Buying a used motorcycle is easier than buying a car in some ways but is a process that should be approached more carefully, due to the greater inherent risk that you take by simply riding a motorcycle.
1. Be aware, from the beginning, that you may need to be buying replacement parts at different stages over the first few months after buying your motorcycle. Used bikes have taken different degrees of wear and tear, depending on how carefully previous riders have treated the machine. Check eBay and various classified ads to see what pieces of your potential bike sell for.
2. Check wheels and tires just as you would for a car. Look for cracks and holes, especially with the tire inflated to proper pressure. Easier to check on a motorcycle is the wheel-balancing. Prop the bike on its stand and spin the wheel. Make sure that the wheel doesn’t wobble from side to side.

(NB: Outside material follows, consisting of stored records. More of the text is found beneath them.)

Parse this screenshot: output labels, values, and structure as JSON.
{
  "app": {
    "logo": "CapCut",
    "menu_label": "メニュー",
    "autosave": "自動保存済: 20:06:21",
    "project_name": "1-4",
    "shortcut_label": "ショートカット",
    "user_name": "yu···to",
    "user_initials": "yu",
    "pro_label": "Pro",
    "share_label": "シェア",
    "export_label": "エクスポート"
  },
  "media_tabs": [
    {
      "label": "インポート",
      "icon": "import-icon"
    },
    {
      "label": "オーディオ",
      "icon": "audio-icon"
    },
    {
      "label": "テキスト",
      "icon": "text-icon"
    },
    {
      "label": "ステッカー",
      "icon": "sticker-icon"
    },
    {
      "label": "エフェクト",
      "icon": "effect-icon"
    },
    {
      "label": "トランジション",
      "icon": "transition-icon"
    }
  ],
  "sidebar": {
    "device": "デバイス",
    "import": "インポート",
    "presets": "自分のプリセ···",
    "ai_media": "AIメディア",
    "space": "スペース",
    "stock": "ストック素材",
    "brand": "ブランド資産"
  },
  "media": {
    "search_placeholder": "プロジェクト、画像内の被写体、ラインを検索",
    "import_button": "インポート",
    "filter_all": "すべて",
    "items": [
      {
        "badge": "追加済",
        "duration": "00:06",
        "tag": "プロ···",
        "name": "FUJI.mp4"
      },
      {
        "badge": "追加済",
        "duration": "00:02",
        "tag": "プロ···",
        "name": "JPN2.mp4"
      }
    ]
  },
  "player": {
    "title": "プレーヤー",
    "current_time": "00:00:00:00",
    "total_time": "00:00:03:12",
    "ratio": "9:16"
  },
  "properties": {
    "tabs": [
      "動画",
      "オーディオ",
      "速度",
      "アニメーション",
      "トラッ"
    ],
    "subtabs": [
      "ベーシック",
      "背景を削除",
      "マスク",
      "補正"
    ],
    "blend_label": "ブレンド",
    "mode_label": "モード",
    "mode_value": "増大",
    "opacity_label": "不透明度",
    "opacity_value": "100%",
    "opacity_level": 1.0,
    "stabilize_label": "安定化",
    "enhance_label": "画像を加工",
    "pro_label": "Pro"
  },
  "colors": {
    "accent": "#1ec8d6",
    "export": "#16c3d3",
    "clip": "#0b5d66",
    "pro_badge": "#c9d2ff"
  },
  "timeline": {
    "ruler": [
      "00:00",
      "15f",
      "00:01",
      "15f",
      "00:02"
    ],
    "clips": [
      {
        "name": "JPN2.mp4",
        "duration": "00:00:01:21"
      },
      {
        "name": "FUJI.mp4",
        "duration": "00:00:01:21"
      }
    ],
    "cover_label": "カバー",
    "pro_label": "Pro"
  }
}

3. Look for fluid leaks all around the engine. Again, this is easier to do on most motorcycles because you can see the engine from all sides. Ask the owner about any leakage that you spot and be sure that any concerns you have are answered satisfactorily.
4. Pull back on the throttle and let it go. If it snaps back into place quickly and cleanly, then it is in good shape. If it’s sluggish in its return, then there is a problem to be looked into.
5. Press the front brake and, with the front wheel off the ground, let the brake go and spin the wheel. See how the wheel turns; make sure that the brake does let go of the wheel and that you have no stickiness.
6. Examine the front fork very carefully. As this part of the motorcycle provides you with primary suspension, balance and steering control, it is imperative that there are no cracks or bends in the metal. Any such deficiency causes you severe problems on the road at cruising speeds.